Les autres sources possibles de ce raisonnement erroné viendraient d’un manque de connaissance, un problème d’attitude (excès de confiance ou incertitude), de l’inexpérience et de la méconnaissance du processus de raisonnement clinique infirmier. Les auteurs d’appuient sur les travaux de Geoffrey Norman et Revin Eva (Norman & Eva, 2010), qui affirment que la plupart des erreurs dues à des biais cognitifs sont représentatives de 74% des cas. L’erreur la plus répandue est la fermeture prématurée, c’est-à-dire la tendance à cesser de considérer d’autres possibilités après avoir atteint un diagnostic. C’est la tendance à s’arrêter un peu trop vite et à ne pas commander le test critique ou à recueillir l’information critique selon quatre autres biais cognitifs : le premier, la disponibilité, qui correspond à la tendance à juger les diagnostics comme probables s’ils sont plus facilement récupérables à partir de la mémoire.

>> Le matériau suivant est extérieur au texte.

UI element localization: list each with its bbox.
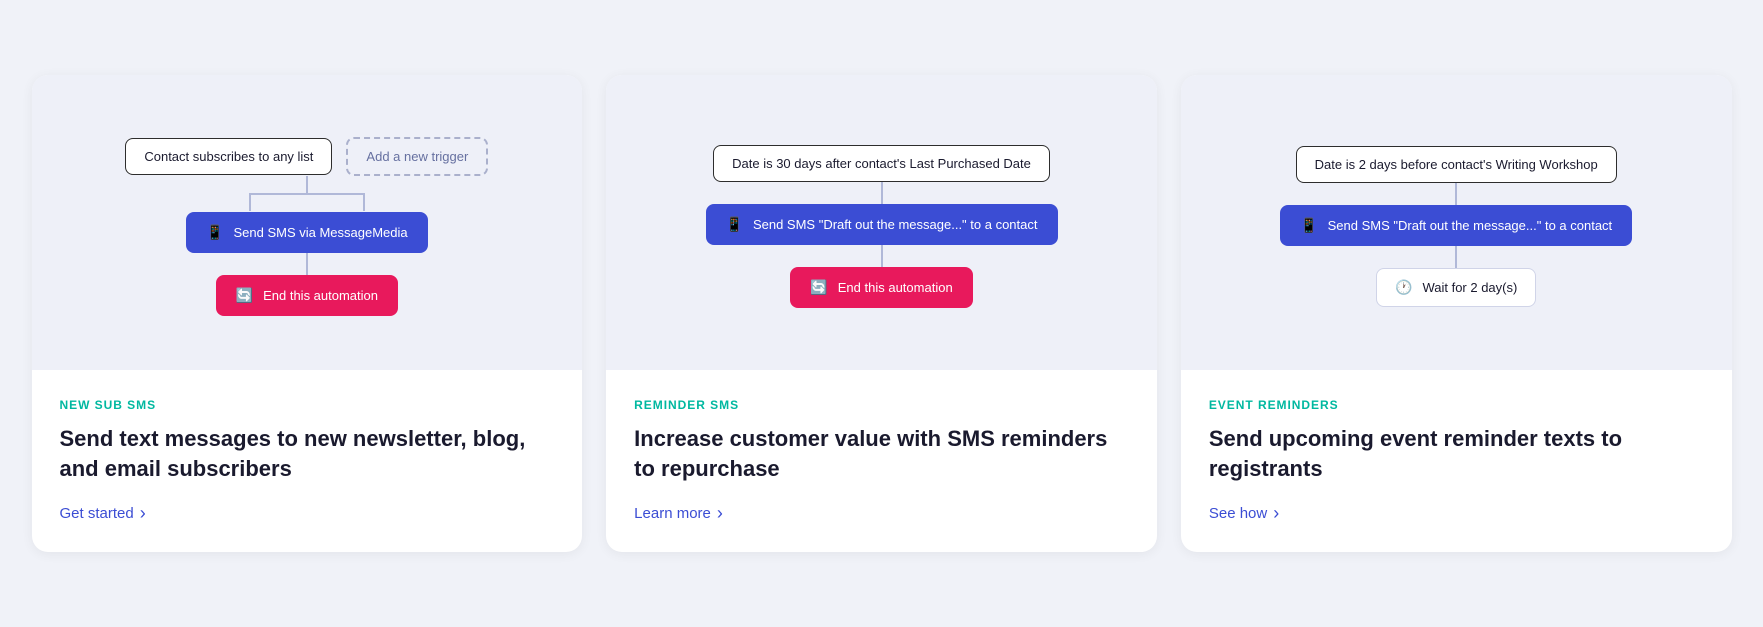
- card-body-event-reminders: EVENT REMINDERS Send upcoming event remi…: [1181, 370, 1732, 552]
- trigger-node-date: Date is 30 days after contact's Last Pur…: [713, 145, 1050, 182]
- action-node-send-sms: 📱 Send SMS via MessageMedia: [186, 212, 428, 253]
- card-diagram-event-reminders: Date is 2 days before contact's Writing …: [1181, 75, 1732, 370]
- chevron-icon-3: ›: [1273, 503, 1279, 524]
- card-event-reminders: Date is 2 days before contact's Writing …: [1181, 75, 1732, 552]
- sms-icon-3: 📱: [1300, 217, 1317, 234]
- diagram-reminder-sms: Date is 30 days after contact's Last Pur…: [706, 145, 1058, 308]
- sms-icon-2: 📱: [726, 216, 743, 233]
- category-label-reminder-sms: REMINDER SMS: [634, 398, 1129, 412]
- card-diagram-reminder-sms: Date is 30 days after contact's Last Pur…: [606, 75, 1157, 370]
- card-body-new-sub-sms: NEW SUB SMS Send text messages to new ne…: [32, 370, 583, 552]
- end-node: 🔄 End this automation: [216, 275, 398, 316]
- trigger-node-subscribe: Contact subscribes to any list: [125, 138, 332, 175]
- wait-node: 🕐 Wait for 2 day(s): [1376, 268, 1536, 307]
- trigger-node-add[interactable]: Add a new trigger: [346, 137, 488, 176]
- diagram-event-reminders: Date is 2 days before contact's Writing …: [1280, 146, 1632, 307]
- fork-connector: [177, 176, 437, 212]
- chevron-icon-2: ›: [717, 503, 723, 524]
- card-link-new-sub-sms[interactable]: Get started ›: [60, 503, 146, 524]
- triggers-row: Contact subscribes to any list Add a new…: [125, 137, 488, 176]
- action-node-send-sms-3: 📱 Send SMS "Draft out the message..." to…: [1280, 205, 1632, 246]
- chevron-icon: ›: [140, 503, 146, 524]
- sms-icon: 📱: [206, 224, 223, 241]
- diagram-new-sub-sms: Contact subscribes to any list Add a new…: [125, 137, 488, 316]
- card-link-event-reminders[interactable]: See how ›: [1209, 503, 1279, 524]
- connector-line-2a: [881, 182, 883, 204]
- clock-icon: 🕐: [1395, 279, 1412, 296]
- category-label-event-reminders: EVENT REMINDERS: [1209, 398, 1704, 412]
- card-diagram-new-sub-sms: Contact subscribes to any list Add a new…: [32, 75, 583, 370]
- end-node-2: 🔄 End this automation: [790, 267, 972, 308]
- end-icon: 🔄: [236, 287, 253, 304]
- card-new-sub-sms: Contact subscribes to any list Add a new…: [32, 75, 583, 552]
- end-icon-2: 🔄: [810, 279, 827, 296]
- connector-line-1: [306, 253, 308, 275]
- trigger-node-event: Date is 2 days before contact's Writing …: [1296, 146, 1617, 183]
- card-link-reminder-sms[interactable]: Learn more ›: [634, 503, 723, 524]
- connector-line-3a: [1455, 183, 1457, 205]
- cards-container: Contact subscribes to any list Add a new…: [32, 75, 1732, 552]
- connector-line-2b: [881, 245, 883, 267]
- connector-line-3b: [1455, 246, 1457, 268]
- card-reminder-sms: Date is 30 days after contact's Last Pur…: [606, 75, 1157, 552]
- card-title-reminder-sms: Increase customer value with SMS reminde…: [634, 424, 1129, 483]
- action-node-send-sms-2: 📱 Send SMS "Draft out the message..." to…: [706, 204, 1058, 245]
- card-body-reminder-sms: REMINDER SMS Increase customer value wit…: [606, 370, 1157, 552]
- card-title-event-reminders: Send upcoming event reminder texts to re…: [1209, 424, 1704, 483]
- card-title-new-sub-sms: Send text messages to new newsletter, bl…: [60, 424, 555, 483]
- category-label-new-sub-sms: NEW SUB SMS: [60, 398, 555, 412]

Le deuxième, le taux de basse négligence, qui se définit comme la tendance à ignorer le vrai taux de la maladie et se tourner vers des diagnostics plus rares ou exotiques. Le troisième, la représentativité, qui est la tendance à être guidé par les caractéristiques de la maladie. Et enfin, le quatrième, la confirmation de la partialité, qui correspond à la recherche des données pour confirmer et ne pas réfuter l’hypothèse envisagée. Dans ces quatre biais cognitifs, nous retrouvons des éléments abordés par Daniel Kahneman et ses deux systèmes de pensée.